Once they have done it on one side, give them another million dollar bill for under their other leg. You can do this with any level rider. Just instruct them through whatever paces they know how to do, and have them concentrate on a good lower leg and not losing the million dollars.
If you can jump already, or have riders that can jump, they can try a single jump or even course and see if their leg is tight enough to keep their million dollars where it belongs!
Million Dollar Seat Exercise
Yep, you guessed it. For this exercise, you are going to have your rider sit on the million dollar bill. Then again, you will instruct them as normal through the lesson, and they will be trying their best to sit deep and not lose the million dollars.
This is a great way to work on sitting the trot. It also is a big help with students who are learning to canter and having trouble keeping their seat deep in the saddle. It almost looks like riders are posting at the canter when they are first learning sometimes because their seats lift up as the horse's hind end propels them forward. The million dollar seat exercise is a great( and fun ) way to work on this.
Million Dollar Fun and Games
In a group lesson setting it can be fun to play the million dollar exercise sort of as a game of elimination. As the riders lose their millions they are out, and the winner is the last rider with their millions still in place.
I have seen this done bareback, they call it "bareback on a buck", where the riders are bareback sitting on either real dollar bills or on fake million dollars. If you do it with real money, a fun thing to do is have the winner, the last person who still has theirs, get to keep all the money that was used by the other riders.
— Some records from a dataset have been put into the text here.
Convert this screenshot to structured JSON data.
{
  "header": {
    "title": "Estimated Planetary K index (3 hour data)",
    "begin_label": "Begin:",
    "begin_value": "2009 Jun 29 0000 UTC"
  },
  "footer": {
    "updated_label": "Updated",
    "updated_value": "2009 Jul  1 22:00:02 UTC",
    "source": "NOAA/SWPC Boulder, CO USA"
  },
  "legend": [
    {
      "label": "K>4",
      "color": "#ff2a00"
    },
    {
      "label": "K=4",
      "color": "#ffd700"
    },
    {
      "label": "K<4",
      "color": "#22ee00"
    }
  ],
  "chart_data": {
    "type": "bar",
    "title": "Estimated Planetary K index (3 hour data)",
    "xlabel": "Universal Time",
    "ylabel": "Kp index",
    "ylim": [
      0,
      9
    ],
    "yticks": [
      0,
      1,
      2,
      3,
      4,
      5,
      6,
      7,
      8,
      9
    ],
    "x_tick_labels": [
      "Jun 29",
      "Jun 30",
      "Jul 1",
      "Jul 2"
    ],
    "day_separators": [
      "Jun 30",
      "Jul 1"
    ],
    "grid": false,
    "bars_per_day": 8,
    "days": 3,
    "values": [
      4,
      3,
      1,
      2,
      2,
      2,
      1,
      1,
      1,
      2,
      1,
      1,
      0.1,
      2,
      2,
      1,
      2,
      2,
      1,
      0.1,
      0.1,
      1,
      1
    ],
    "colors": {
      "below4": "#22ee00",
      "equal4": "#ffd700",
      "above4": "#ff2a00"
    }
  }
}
You can use the million dollar exercise as part of a scavenger hunt type activity. So they have to keep their million dollars safe and secure until they reach a certain point. Then at that point, they would unfold their million dollars(folded paper) to find a clue to the next location on the scavenger hunt. RIders can be on teams or in pairs if there is a group of them, and they can't open their clue until everyone makes it to a designated place with their million dollars still in place.
You Can Do A Lot With A Million Dollars!
There are a lot of fun ways that the million dollar exercise can be used to help you improve your lower leg. If you are an instructor, it is a way to work on important basics, while still having fun. So give it a try! All you need is a million dollars!